On February 17, the Court of Appeal (superior jurisdiction) pronounced its judgment on application 963/2015/1 MCH, confirming the first instance judgment in full. The first instance judgment decided on the lack of justification of the procedural state of kontumaċja (default) by the defendant company, and the merits of the case as filed by the plaintiffs. This appeal was brought forward by the defendant company, which had succumbed at first instance.
We will not delve on the relevant aspects on the kontumaċja of the defendant, besides stating that the courts found that sending an e-mail to one’s lawyer and failing to follow up the matter with the same is not a reasonable excuse for the default in filing one’s reply in the proceedings, and the defendant company (i.e. the lawyer’s client) was found to be solely responsible for said failing.
As to the merits, we have had the opportunity to comment on similar ones in previous articles published in this column. These relate to investment services as affecting the common person, specifically in relation to the responsibilities pertaining to investment services providers. In this case, the plaintiffs alleged and proved that they had invested and lost their life savings.
It is important that trust is laid on entities regulated by law and through the Malta Financial Services Authority (MFSA), and any person interested in investing should approach someone else only if these are authorised, licensed and regulated by the MFSA. Indeed, this was the situation in this case and that significantly strengthened redress or made it possible to start with.
Among the failed justifications for the loss incurred by the plaintiffs was a disclaimer which held no value in this case. These types of disclaimers might deceive investors into thinking they are bound by them: “Value of these investments and the income derived can go down as well as up and you may get back less than the amount invested. Also if the investment in the fund is sold before maturity, you may get back less than the amount originally invested.”
Investors, who contract while aware of such disclaimers, should not assume that successful redress against investment services providers is not possible. Disclaimers, often an alien importation borne of an English-speaking culture ill-suited for our legal tradition, have often been rubbished by our courts and rightly so.
The grounds for so doing generally lie in our notions of diligence and negligence. In this case, the plaintiffs successfully laid emphasis on these central notions of our Civil Code and combined them with the alleged and proven failure to adhere to sector-specific law applicable for investment service providers in Malta.
It is important that trust is laid on entities regulated by law and through the Malta Financial Services Authority
Indeed, our highest civil court stressed that due to the EU’S MiFID Directive and the rules issued thereunder by the MFSA, the investment service provider had to fulfil certain obligations; foremost of which was the adequate fulfilment of the client’s suitability test if the investment service provider was to give advice towards investing in a certain manner. Said advice was provided in this case and, therefore, the suitability test had to be adequately performed by the investment service provider.

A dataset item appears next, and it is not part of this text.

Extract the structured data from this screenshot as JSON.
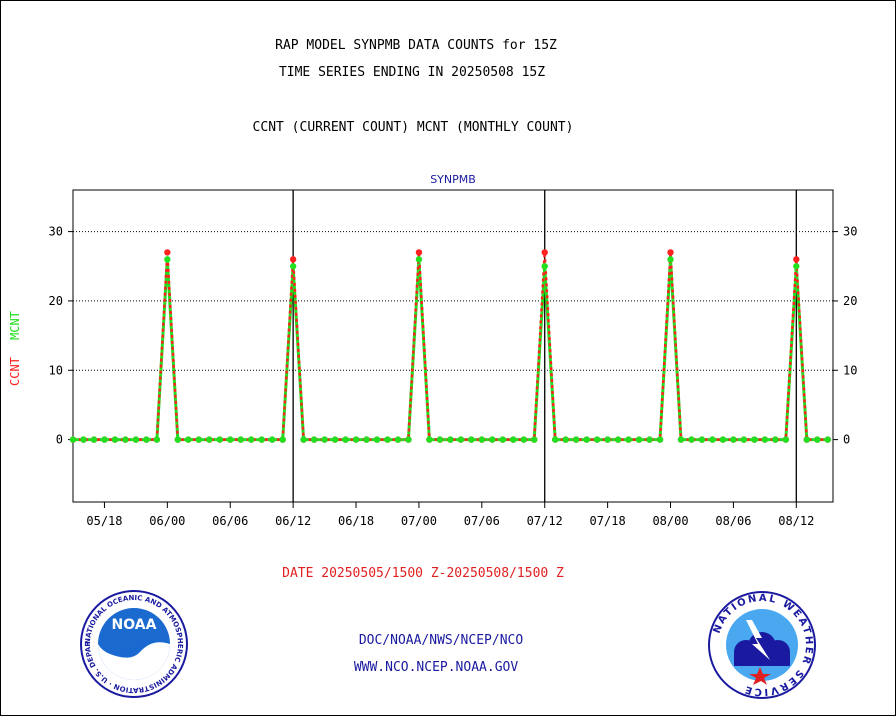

The Court of Appeal (superior jurisdiction) agreed with the first instance court in stating that this case had little evidence to be examined, presumably owing to the state of kontumaċja of the appealing company; however, it confirmed from the evidence filed by the plaintiffs that there was no doubt that they were investing on the advice of the defendant company.
The Court of Appeal (superior jurisdiction) also held that the defendant company was obliged to perform the suitability test required under the rules issued by the MFSA. This was not performed by the defendant company; at least this is what could result according to the acts of the proceedings and here it is fit to make reference to a major procedural principle, quod non est in actis non est in mundo. This Latin legal maxim means that what’s not in the acts of the proceedings does not exist in this world, for the court at least.
The Court of Appeal (superior jurisdiction) also made a positive reference to a final and binding decision by the arbiter of financial services given in case 448/2016. In that case, the arbiter had rubbished attempts by the relevant investment service provider to shift fault on the investor by relying on the actual brochures for the relevant investments. It stressed that if professional advisers could not determine the adequate level of risk, then this was not to be expected from investors who had to be appropriately classified as retail investors. Likewise in this case.
Our highest court also touched upon another matter plaguing consumers in general: so-called standard form contracts. The appealing company attempted to rely on the fact that the plaintiffs had read the file notes for the investment in the brochure provided, but our highest court dismissed these as standard forms and highly technical in nature, and as such could not be held to be understood by retail investors. It also appeared that said reading did not happen and the only explanation that the investors were given was that the security and suitability of the fund was evident because “ismu miegħu” (its name says it all).
Our highest court made it absolutely clear that this is not the way to give investment advice to retail investors without experience. Plaintiffs are to recover around €150,000, with interest and judicial expenses against the investment service provider.
This judgment follows other judgments by the arbiter for financial services and the Court of Appeal (inferior jurisdiction) which had lambasted investment service providers for failing in their obligations towards investors. The importance of this judgment is that it was given by the Court of Appeal (superior jurisdiction) and it further consolidates the principles involved. It is to be said that the first instance judgment, as confirmed on appeal, was given by the Chief Justice. Clear jurisprudence.
Edric Micallef Figallo is an associate at Azzopardi, Borg & Associates Advocates.